As it turns out, Shirky continued, pushing people to “a hot new story” didn’t really matter that much. “What really matters,” he said, “is that there’s about 3 percent of that audience who really cares whether that newspaper lives or dies. We’re just at the beginning of that.”

Shirky and his fellow panelists — Tim O’Brien, publisher of Bloomberg View, and Ethan Zuckerman, director of MIT’s Center for Civic Media, moderated by Nieman Journalism Lab editor Joshua Benton — noted that the revenue model being pursued by the Times and others is essentially the same as the system that funds public media outlets such as WGBH, WBUR, NPR and the like.

O’Brien and Zuckerman disagreed over the need for mass media. O’Brien argued that the audience for an entertainment program can come up with ways of paying for it that don’t depend on attracting a larger audience. “We’re talking about different ways to finance passion,” he said.

To which Zuckerman retorted: “We’re not just talking about ‘Downton Abbey.’ We’re talking about news.” The challenge, Zuckerman said, is to find ways not just of funding journalism but of building enough of an audience so that investigative reporting at the local level can have enough clout to influence events.

Zuckerman also raised the issue of how news organizations do and don’t foster civic engagement, offering the example of the sudden closing of North Adams Regional Hospital in western Massachusetts.

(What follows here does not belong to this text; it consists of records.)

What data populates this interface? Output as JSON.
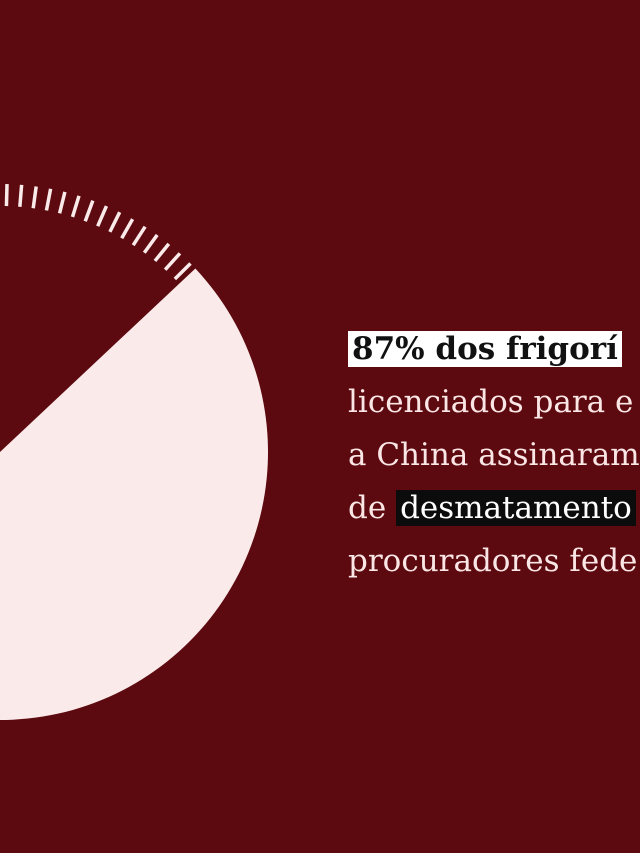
{
  "slide": {
    "pie_percent": 87,
    "headline": {
      "highlight": "87% dos frigorí"
    },
    "lines": [
      "licenciados para e",
      "a China assinaram",
      "procuradores fede"
    ],
    "line4": {
      "before": "de",
      "highlight": "desmatamento"
    }
  }
}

The closing put about 500 people out of work and left residents about 45 minutes away from the nearest emergency room.

Zuckerman praised the Berkshire Eagle’s coverage, but said the paper offered little sense of what the public could do. That, he said, would require “advocacy journalism” of the sort that makes traditional journalists uncomfortable.

That led to an observation by Shirky that newspaper editors are actually well-versed in telling their readers how to get involved when it comes to something like a theater review. Not only do readers learn whether the critic liked the play or not, but they are also told when and where it is being performed, how much tickets cost and how to buy them. But when covering a political story, Shirky continued, readers never learn how to make a donation or get involved.

Zuckerman said the problem is that news organizations don’t like to promote what-you-can-do measures when it comes to partisan politics.

By contrast, he added, news organizations have no issues with telling their audience how they can help after a natural disaster, explaining: “There is not a huge pro-hurricane constituency.”